C. The Award Shares will be “restricted securities” as that term is defined by Rule 144 under the Securities Act. You may only resell them in a transaction registered under the Securities Act or subject to an available exemption therefrom, and in accordance with any applicable state securities laws, and in the event of any such resale, SDS may require an opinion of counsel satisfactory to it.

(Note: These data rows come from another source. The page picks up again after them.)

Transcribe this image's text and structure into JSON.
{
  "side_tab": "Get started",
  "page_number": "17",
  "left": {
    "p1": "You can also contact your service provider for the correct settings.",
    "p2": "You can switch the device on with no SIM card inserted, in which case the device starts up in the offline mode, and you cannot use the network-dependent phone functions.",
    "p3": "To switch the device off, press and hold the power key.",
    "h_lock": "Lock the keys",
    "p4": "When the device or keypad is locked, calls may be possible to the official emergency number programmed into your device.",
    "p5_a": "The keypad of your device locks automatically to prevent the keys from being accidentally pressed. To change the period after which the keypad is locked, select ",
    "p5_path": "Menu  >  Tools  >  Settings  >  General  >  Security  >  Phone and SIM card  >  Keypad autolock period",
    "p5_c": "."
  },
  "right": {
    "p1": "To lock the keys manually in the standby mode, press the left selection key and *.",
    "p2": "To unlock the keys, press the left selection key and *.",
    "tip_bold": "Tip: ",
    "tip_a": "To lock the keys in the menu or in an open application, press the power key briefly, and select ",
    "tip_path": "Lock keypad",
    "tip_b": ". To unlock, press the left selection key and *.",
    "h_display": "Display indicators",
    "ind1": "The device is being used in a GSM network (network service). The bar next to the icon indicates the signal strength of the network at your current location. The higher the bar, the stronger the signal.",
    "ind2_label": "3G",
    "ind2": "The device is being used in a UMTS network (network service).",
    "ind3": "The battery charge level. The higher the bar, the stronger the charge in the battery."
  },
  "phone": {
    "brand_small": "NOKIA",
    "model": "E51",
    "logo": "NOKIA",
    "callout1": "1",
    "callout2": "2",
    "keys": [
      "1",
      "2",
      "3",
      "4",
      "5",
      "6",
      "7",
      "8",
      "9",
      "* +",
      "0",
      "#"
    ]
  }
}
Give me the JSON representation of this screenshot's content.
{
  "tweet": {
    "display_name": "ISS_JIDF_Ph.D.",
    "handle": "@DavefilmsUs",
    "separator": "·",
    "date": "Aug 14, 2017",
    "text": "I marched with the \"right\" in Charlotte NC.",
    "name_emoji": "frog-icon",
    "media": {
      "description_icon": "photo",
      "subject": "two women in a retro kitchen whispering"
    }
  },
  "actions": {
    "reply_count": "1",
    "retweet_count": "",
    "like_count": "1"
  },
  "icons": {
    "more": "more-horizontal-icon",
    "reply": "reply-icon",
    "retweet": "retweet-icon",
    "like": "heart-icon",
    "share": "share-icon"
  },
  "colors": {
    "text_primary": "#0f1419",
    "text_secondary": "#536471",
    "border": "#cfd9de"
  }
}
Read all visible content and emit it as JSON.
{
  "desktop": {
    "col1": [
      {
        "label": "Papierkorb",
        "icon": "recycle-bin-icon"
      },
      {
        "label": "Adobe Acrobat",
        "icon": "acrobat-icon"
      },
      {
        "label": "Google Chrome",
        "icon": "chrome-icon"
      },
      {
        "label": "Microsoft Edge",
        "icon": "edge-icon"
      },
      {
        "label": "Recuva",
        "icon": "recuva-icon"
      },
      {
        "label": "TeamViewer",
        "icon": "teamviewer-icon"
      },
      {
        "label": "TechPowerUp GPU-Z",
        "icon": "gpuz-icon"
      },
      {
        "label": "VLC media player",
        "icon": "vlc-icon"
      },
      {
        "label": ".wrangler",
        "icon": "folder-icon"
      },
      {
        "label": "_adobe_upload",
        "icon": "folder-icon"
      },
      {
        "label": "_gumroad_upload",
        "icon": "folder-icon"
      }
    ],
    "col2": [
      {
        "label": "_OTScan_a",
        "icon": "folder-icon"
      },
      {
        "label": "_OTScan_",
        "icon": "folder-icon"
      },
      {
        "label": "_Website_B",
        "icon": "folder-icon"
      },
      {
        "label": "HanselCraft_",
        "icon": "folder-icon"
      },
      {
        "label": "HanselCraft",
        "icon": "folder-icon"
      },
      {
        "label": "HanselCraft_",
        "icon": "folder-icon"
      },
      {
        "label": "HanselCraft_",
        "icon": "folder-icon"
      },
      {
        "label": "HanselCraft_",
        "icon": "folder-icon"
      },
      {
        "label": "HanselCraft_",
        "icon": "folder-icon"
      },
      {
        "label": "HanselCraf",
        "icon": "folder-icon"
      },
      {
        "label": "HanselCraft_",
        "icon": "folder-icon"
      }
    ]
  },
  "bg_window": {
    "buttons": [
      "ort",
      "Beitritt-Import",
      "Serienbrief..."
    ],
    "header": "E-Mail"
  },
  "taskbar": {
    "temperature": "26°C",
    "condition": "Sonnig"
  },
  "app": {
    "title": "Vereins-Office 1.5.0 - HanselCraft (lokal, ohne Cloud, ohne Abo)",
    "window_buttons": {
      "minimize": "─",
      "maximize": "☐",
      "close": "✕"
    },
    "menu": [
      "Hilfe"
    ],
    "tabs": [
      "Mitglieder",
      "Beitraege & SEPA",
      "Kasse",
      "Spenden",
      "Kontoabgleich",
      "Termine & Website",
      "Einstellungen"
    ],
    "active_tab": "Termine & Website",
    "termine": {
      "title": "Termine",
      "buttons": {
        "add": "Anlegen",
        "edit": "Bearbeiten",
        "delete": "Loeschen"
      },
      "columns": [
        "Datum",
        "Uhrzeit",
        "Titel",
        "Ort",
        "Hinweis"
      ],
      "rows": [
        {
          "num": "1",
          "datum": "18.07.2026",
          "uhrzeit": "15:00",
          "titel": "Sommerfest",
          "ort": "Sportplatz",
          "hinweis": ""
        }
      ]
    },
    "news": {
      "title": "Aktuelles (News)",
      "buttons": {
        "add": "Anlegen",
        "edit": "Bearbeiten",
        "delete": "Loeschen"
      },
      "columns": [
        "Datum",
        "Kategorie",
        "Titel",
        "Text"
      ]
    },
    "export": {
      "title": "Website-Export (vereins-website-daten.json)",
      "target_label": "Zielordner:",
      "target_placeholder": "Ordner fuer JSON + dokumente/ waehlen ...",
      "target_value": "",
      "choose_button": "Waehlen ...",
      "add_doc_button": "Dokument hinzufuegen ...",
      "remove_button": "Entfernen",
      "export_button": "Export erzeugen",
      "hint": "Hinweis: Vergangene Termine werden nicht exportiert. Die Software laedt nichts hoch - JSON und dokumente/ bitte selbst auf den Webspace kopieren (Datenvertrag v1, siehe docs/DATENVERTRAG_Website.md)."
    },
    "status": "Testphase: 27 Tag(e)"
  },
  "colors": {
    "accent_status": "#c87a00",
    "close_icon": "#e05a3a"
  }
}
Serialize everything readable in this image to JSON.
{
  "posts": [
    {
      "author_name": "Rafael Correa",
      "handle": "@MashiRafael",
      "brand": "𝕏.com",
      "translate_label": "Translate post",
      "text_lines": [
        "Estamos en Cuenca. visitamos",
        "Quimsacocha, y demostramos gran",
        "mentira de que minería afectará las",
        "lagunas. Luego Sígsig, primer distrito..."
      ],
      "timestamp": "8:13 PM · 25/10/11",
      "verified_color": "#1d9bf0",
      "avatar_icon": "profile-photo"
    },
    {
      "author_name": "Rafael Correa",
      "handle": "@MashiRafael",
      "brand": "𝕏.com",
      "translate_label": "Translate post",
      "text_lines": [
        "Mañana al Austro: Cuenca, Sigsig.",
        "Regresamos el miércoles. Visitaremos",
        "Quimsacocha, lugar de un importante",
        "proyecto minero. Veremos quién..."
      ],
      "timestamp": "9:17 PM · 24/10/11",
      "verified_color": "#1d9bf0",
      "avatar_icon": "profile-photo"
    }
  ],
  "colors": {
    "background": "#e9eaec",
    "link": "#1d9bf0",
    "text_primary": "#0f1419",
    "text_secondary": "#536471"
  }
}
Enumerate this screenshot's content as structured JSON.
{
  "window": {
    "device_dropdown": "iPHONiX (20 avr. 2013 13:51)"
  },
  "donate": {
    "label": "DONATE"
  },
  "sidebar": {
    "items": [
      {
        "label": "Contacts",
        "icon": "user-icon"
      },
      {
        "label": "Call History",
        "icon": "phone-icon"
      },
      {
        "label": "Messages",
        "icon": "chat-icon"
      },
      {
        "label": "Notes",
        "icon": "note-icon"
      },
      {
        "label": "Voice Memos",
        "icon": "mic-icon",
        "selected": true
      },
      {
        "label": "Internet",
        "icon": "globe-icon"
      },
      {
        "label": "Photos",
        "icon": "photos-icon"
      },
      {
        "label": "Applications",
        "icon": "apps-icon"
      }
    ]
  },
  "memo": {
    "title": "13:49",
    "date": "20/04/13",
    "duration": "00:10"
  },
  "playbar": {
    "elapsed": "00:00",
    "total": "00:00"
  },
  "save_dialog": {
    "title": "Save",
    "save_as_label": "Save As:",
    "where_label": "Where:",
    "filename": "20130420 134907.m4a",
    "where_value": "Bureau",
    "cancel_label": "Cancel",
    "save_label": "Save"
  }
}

The certificates, book entry or other form of notation representing the Award Shares to be delivered by SDS to you pursuant to the Agreement will be notated with a legend or designation substantially in the form of the language quoted below or in such other manner which communicates the sum and substance of the quoted language below:

 

“THESE SHARES HAVE NOT BEEN REGISTERED WITH THE SECURITIES AND EXCHANGE COMMISSION OR THE SECURITIES COMMISSION OF ANY STATE IN RELIANCE UPON AN EXEMPTION FROM REGISTRATION UNDER THE SECURITIES ACT OF 1933, AS AMENDED (THE “SECURITIES ACT”), AND, ACCORDINGLY, MAY NOT BE OFFERED OR SOLD EXCEPT PURSUANT TO AN EFFECTIVE REGISTRATION STATEMENT UNDER THE SECURITIES ACT OR PURSUANT TO AN AVAILABLE EXEMPTION FROM, OR IN A TRANSACTION NOT SUBJECT TO, THE REGISTRATION REQUIREMENTS OF THE SECURITIES ACT AND IN ACCORDANCE WITH APPLICABLE STATE SECURITIES LAWS AS EVIDENCED BY A LEGAL OPINION OF COUNSEL TO THE TRANSFEROR TO SUCH EFFECT, THE SUBSTANCE OF WHICH SHALL BE REASONABLY ACCEPTABLE TO THE COMPANY.”

 

D. As used in the Agreement:

 

“IPO” means the initial public offering of SDS common stock pursuant to a registration statement filed on Form S-1 that SDS is currently contemplating.

 

“IPO Price” means the final price offered by SDS for a share of Common Stock in the IPO.

 

“Fair Market Value” means, as of any date, the value of a share of Common Stock as determined by SDS, in its discretion, subject to the following:

 

i.If, on such date, SDS Common Stock is listed or traded on a national or regional securities exchange or market system, constituting the primary market for the common stock, the Fair Market Value of a share of Common Stock shall be the closing sale price of a share of Common Stock (or the mean of the closing bid and asked prices of a share of Common Stock if SDS’s Common Stock is so quoted instead) on the determination date (or, if no sales occur on such date, on the last preceding date on which such sales of Common Stock are so reported) as quoted on such exchange and as reported in The Wall Street Journal, pink sheets or such other source as SDS deems reliable.

 

ii.If, on such date, SDS’s Common Stock is not listed or traded on a national or regional securities exchange or market system, the Fair Market Value of a share of Common Stock shall be as determined by SDS in its discretion using a reasonable method exercised in good faith without regard to any restriction other than a restriction which, by its terms, will never lapse, and if it is determined by SDS to be applicable, in any other manner permitted in accordance with Sections 409A or 422(b) of the Internal Revenue Code of 1986, as amended, and any applicable notices, rulings and regulations promulgated thereunder, if applicable.